The North Carolina Zoo has updated its emergency response plan and is working with its federal and state partners to prepare for the possible arrival of Highly Pathogenic Avian Influenza in North Carolina.

Highly Pathogenic Avian Influenza, which is also known as HPAI or avian flu, has not reached North Carolina but has already taken a toll on birds in other states.

The virus has the potential to devastate the zoo’s collection of almost 400 individual exotic birds from 90 different species.

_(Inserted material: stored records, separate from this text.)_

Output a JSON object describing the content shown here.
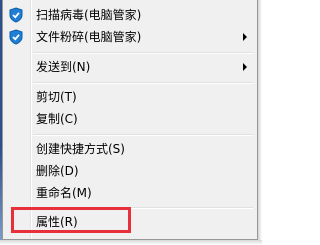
{
  "menu": {
    "items": [
      {
        "label": "扫描病毒(电脑管家)",
        "icon": "shield-icon",
        "submenu": false
      },
      {
        "label": "文件粉碎(电脑管家)",
        "icon": "shield-icon",
        "submenu": true
      },
      {
        "label": "发送到(N)",
        "submenu": true
      },
      {
        "label": "剪切(T)",
        "submenu": false
      },
      {
        "label": "复制(C)",
        "submenu": false
      },
      {
        "label": "创建快捷方式(S)",
        "submenu": false
      },
      {
        "label": "删除(D)",
        "submenu": false
      },
      {
        "label": "重命名(M)",
        "submenu": false
      },
      {
        "label": "属性(R)",
        "submenu": false
      }
    ]
  },
  "colors": {
    "highlight_box": "#e8303b",
    "shield": "#1e7fd4"
  }
}
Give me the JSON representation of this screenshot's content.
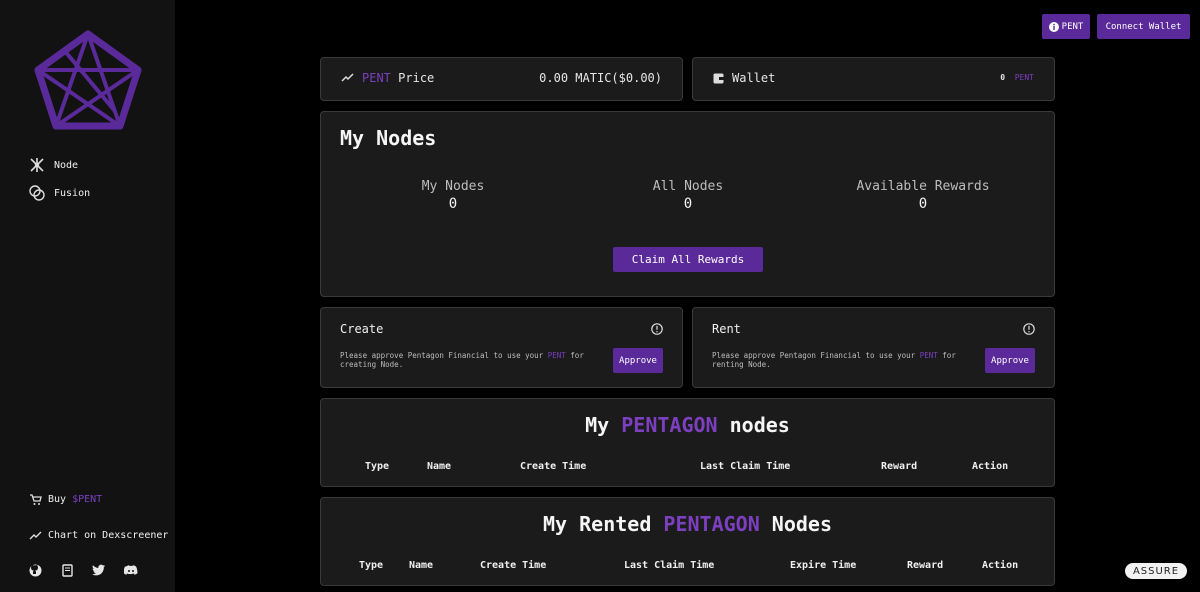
{
  "sidebar": {
    "nav": [
      {
        "label": "Node",
        "icon": "node-icon"
      },
      {
        "label": "Fusion",
        "icon": "fusion-icon"
      }
    ],
    "buy": {
      "label": "Buy",
      "token": "$PENT",
      "icon": "cart-icon"
    },
    "chart": {
      "label": "Chart on Dexscreener",
      "icon": "chart-trend-icon"
    },
    "socials": [
      "github-icon",
      "docs-icon",
      "twitter-icon",
      "discord-icon"
    ]
  },
  "topbar": {
    "pent_button": "PENT",
    "connect_button": "Connect Wallet"
  },
  "price": {
    "token": "PENT",
    "label": "Price",
    "value": "0.00 MATIC($0.00)"
  },
  "wallet": {
    "label": "Wallet",
    "amount": "0",
    "token": "PENT"
  },
  "my_nodes": {
    "title": "My Nodes",
    "stats": [
      {
        "label": "My Nodes",
        "value": "0"
      },
      {
        "label": "All Nodes",
        "value": "0"
      },
      {
        "label": "Available Rewards",
        "value": "0"
      }
    ],
    "claim_button": "Claim All Rewards"
  },
  "create": {
    "title": "Create",
    "desc_before": "Please approve Pentagon Financial to use your ",
    "desc_token": "PENT",
    "desc_after": " for creating Node.",
    "button": "Approve"
  },
  "rent": {
    "title": "Rent",
    "desc_before": "Please approve Pentagon Financial to use your ",
    "desc_token": "PENT",
    "desc_after": " for renting Node.",
    "button": "Approve"
  },
  "pentagon_nodes": {
    "title_before": "My",
    "title_accent": "PENTAGON",
    "title_after": "nodes",
    "columns": [
      "Type",
      "Name",
      "Create Time",
      "Last Claim Time",
      "Reward",
      "Action"
    ]
  },
  "rented_nodes": {
    "title_before": "My Rented",
    "title_accent": "PENTAGON",
    "title_after": "Nodes",
    "columns": [
      "Type",
      "Name",
      "Create Time",
      "Last Claim Time",
      "Expire Time",
      "Reward",
      "Action"
    ]
  },
  "badge": "ASSURE",
  "colors": {
    "accent": "#5b2a9a",
    "accent_text": "#7b3fbf",
    "card": "#1b1b1b",
    "sidebar": "#121212"
  }
}
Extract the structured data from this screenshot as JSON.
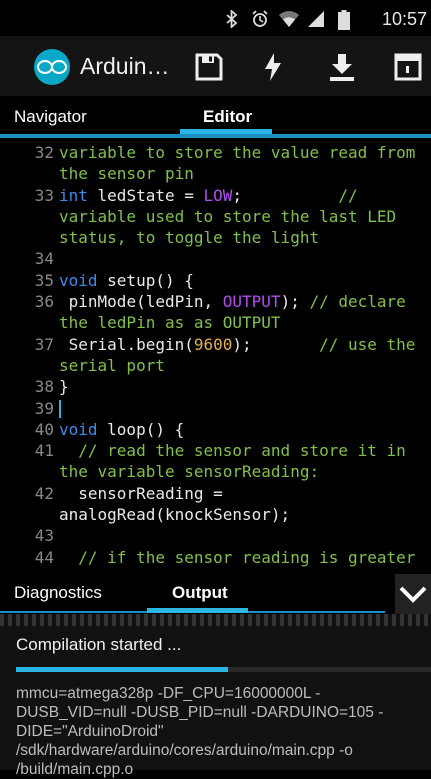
{
  "status_bar": {
    "time": "10:57",
    "icons": [
      "bluetooth-icon",
      "alarm-icon",
      "wifi-icon",
      "signal-icon",
      "battery-icon"
    ]
  },
  "app_bar": {
    "title": "Arduin…",
    "actions": [
      "save-icon",
      "flash-icon",
      "download-icon",
      "serial-monitor-icon"
    ]
  },
  "tabs": {
    "navigator": "Navigator",
    "editor": "Editor",
    "active": "editor"
  },
  "code_lines": [
    {
      "num": "32",
      "segments": [
        [
          "cm",
          "variable to store the value read from the sensor pin"
        ]
      ]
    },
    {
      "num": "33",
      "segments": [
        [
          "kw",
          "int"
        ],
        [
          "pl",
          " ledState = "
        ],
        [
          "cn",
          "LOW"
        ],
        [
          "pl",
          ";          "
        ],
        [
          "cm",
          "// variable used to store the last LED status, to toggle the light"
        ]
      ]
    },
    {
      "num": "34",
      "segments": []
    },
    {
      "num": "35",
      "segments": [
        [
          "kw",
          "void"
        ],
        [
          "pl",
          " setup() {"
        ]
      ]
    },
    {
      "num": "36",
      "segments": [
        [
          "pl",
          " pinMode(ledPin, "
        ],
        [
          "cn",
          "OUTPUT"
        ],
        [
          "pl",
          "); "
        ],
        [
          "cm",
          "// declare the ledPin as as OUTPUT"
        ]
      ]
    },
    {
      "num": "37",
      "segments": [
        [
          "pl",
          " Serial.begin("
        ],
        [
          "nm",
          "9600"
        ],
        [
          "pl",
          ");       "
        ],
        [
          "cm",
          "// use the serial port"
        ]
      ]
    },
    {
      "num": "38",
      "segments": [
        [
          "pl",
          "}"
        ]
      ]
    },
    {
      "num": "39",
      "segments": [],
      "caret": true
    },
    {
      "num": "40",
      "segments": [
        [
          "kw",
          "void"
        ],
        [
          "pl",
          " loop() {"
        ]
      ]
    },
    {
      "num": "41",
      "segments": [
        [
          "pl",
          "  "
        ],
        [
          "cm",
          "// read the sensor and store it in the variable sensorReading:"
        ]
      ]
    },
    {
      "num": "42",
      "segments": [
        [
          "pl",
          "  sensorReading = analogRead(knockSensor);"
        ]
      ]
    },
    {
      "num": "43",
      "segments": []
    },
    {
      "num": "44",
      "segments": [
        [
          "pl",
          "  "
        ],
        [
          "cm",
          "// if the sensor reading is greater"
        ]
      ]
    }
  ],
  "bottom_tabs": {
    "diagnostics": "Diagnostics",
    "output": "Output",
    "active": "output"
  },
  "output": {
    "status": "Compilation started ...",
    "progress": 0.51,
    "log": "mmcu=atmega328p -DF_CPU=16000000L -DUSB_VID=null -DUSB_PID=null -DARDUINO=105 -DIDE=\"ArduinoDroid\" /sdk/hardware/arduino/cores/arduino/main.cpp -o /build/main.cpp.o"
  },
  "colors": {
    "accent": "#2bb4e6",
    "keyword": "#3b8bea",
    "comment": "#80c04a",
    "constant": "#b14cf0",
    "number": "#e6b04a"
  }
}
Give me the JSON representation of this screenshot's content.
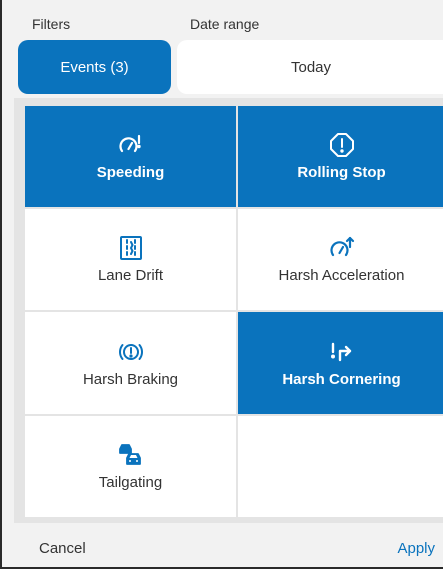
{
  "header": {
    "filters_label": "Filters",
    "date_range_label": "Date range"
  },
  "controls": {
    "events_button": "Events (3)",
    "date_value": "Today"
  },
  "tiles": [
    {
      "label": "Speeding",
      "icon": "speedometer-alert-icon",
      "selected": true
    },
    {
      "label": "Rolling Stop",
      "icon": "stop-sign-icon",
      "selected": true
    },
    {
      "label": "Lane Drift",
      "icon": "lane-drift-icon",
      "selected": false
    },
    {
      "label": "Harsh Acceleration",
      "icon": "speedometer-up-icon",
      "selected": false
    },
    {
      "label": "Harsh Braking",
      "icon": "brake-warning-icon",
      "selected": false
    },
    {
      "label": "Harsh Cornering",
      "icon": "turn-arrow-icon",
      "selected": true
    },
    {
      "label": "Tailgating",
      "icon": "cars-following-icon",
      "selected": false
    },
    {
      "label": "",
      "icon": "",
      "selected": false
    }
  ],
  "footer": {
    "cancel_label": "Cancel",
    "apply_label": "Apply"
  },
  "colors": {
    "accent": "#0a73bd",
    "background": "#f2f2f2",
    "tile_bg": "#ffffff"
  }
}
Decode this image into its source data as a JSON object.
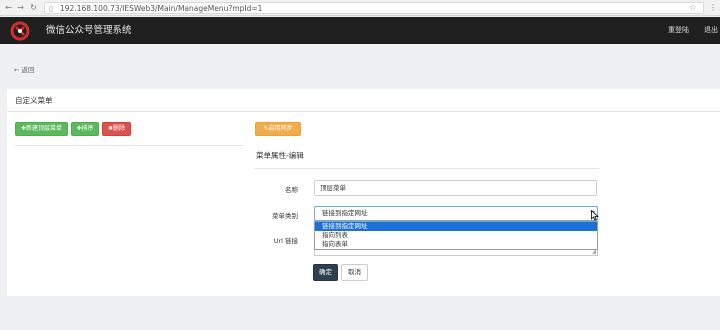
{
  "browser": {
    "address": "192.168.100.73/IESWeb3/Main/ManageMenu?mpId=1",
    "back_icon": "arrow-left-icon",
    "forward_icon": "arrow-right-icon",
    "reload_icon": "reload-icon",
    "page_icon": "page-icon",
    "bookmark_icon": "star-icon"
  },
  "header": {
    "title": "微信公众号管理系统",
    "relogin": "重登陆",
    "logout": "退出",
    "logo_icon": "brand-logo",
    "background": "#1f1f1f"
  },
  "back_link": "← 返回",
  "panel": {
    "title": "自定义菜单",
    "buttons": {
      "new_top_menu": "✚新建顶层菜单",
      "sort": "✚排序",
      "delete": "✖删除",
      "enable": "✎启用同步"
    }
  },
  "form": {
    "section_title": "菜单属性-编辑",
    "name_label": "名称",
    "name_value": "顶层菜单",
    "type_label": "菜单类别",
    "type_value": "链接到指定网址",
    "url_label": "Url 链接",
    "type_options": [
      "链接到指定网址",
      "指向列表",
      "指向表单"
    ],
    "confirm": "确定",
    "cancel": "取消"
  },
  "colors": {
    "success": "#5cb85c",
    "danger": "#d9534f",
    "warning": "#f0ad4e",
    "primary": "#2f4050",
    "selected_option": "#1e70d8"
  }
}
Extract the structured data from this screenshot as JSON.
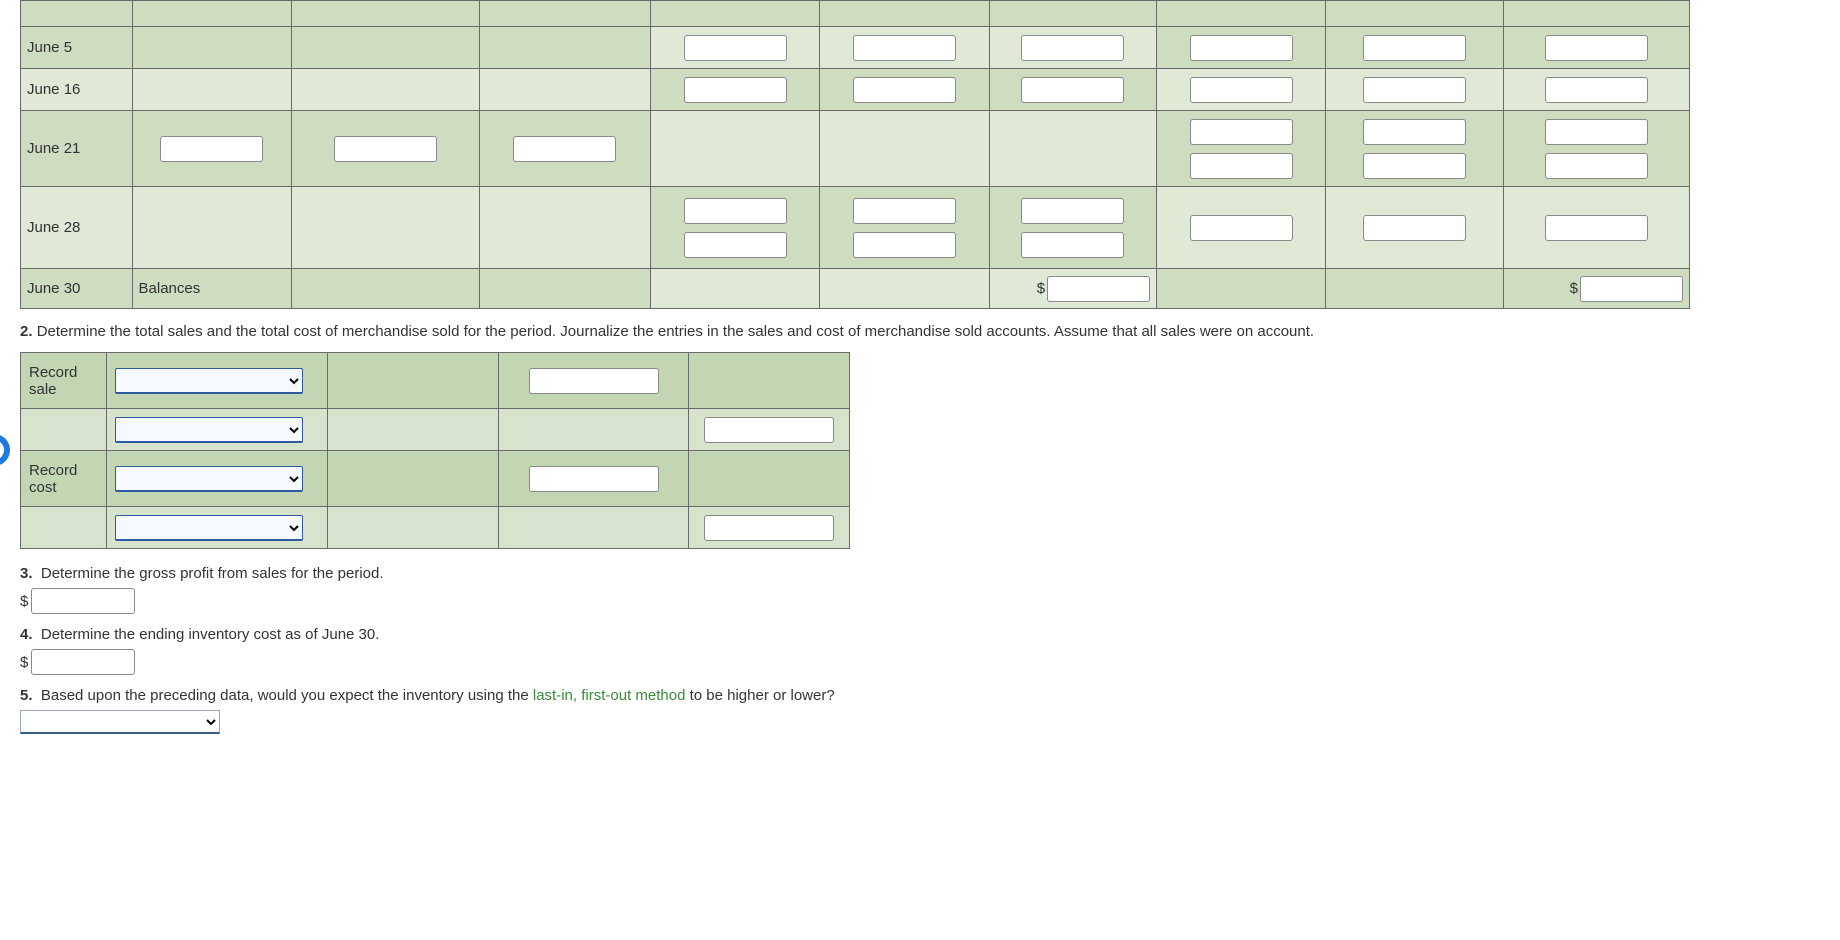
{
  "table1": {
    "rows": [
      {
        "date": "June 5",
        "label": ""
      },
      {
        "date": "June 16",
        "label": ""
      },
      {
        "date": "June 21",
        "label": ""
      },
      {
        "date": "June 28",
        "label": ""
      },
      {
        "date": "June 30",
        "label": "Balances"
      }
    ],
    "dollar": "$"
  },
  "q2": {
    "num": "2.",
    "text": "Determine the total sales and the total cost of merchandise sold for the period. Journalize the entries in the sales and cost of merchandise sold accounts. Assume that all sales were on account."
  },
  "journal": {
    "row1_label": "Record sale",
    "row3_label": "Record cost"
  },
  "q3": {
    "num": "3.",
    "text": "Determine the gross profit from sales for the period.",
    "dollar": "$"
  },
  "q4": {
    "num": "4.",
    "text": "Determine the ending inventory cost as of June 30.",
    "dollar": "$"
  },
  "q5": {
    "num": "5.",
    "text_a": "Based upon the preceding data, would you expect the inventory using the ",
    "link": "last-in, first-out method",
    "text_b": " to be higher or lower?"
  }
}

Zoo officials estimate it would cost about $500,000 to replace its bird collection. The zoo, which is part of the N.C. Department of Environment and Natural Resources, is in Asheboro.

The zoo’s emergency response plan calls for three levels of response based on the proximity of a documented case of HPAI to the zoo’s grounds. Biosecurity is the zoo’s main focus. Zoo officials have identified indoor housing locations for all the birds in the collection and critical staff members who would be required to work in facilities housing birds. Should avian flu reach North Carolina, the zoo will devote significant resources to decontaminate the site and prevent the virus from spreading.

Zoo staff members are also staying abreast of the most current information on the avian flu outbreak in other states. A task force with the zoo’s professional organization, the Association of Zoos and Aquariums, or AZA, is working with federal agencies as they track the spread of HPAI. The task force has prepared recommendations on what to expect and what to do if avian flu reaches North Carolina. The zoo receives regular updates from the task force.

Staff members in the N.C. Department of Environment and Natural Resources’ regulatory agencies have also started planning for avian flu. Details of those preparations were discussed in an earlier Environmentally Speaking blog item.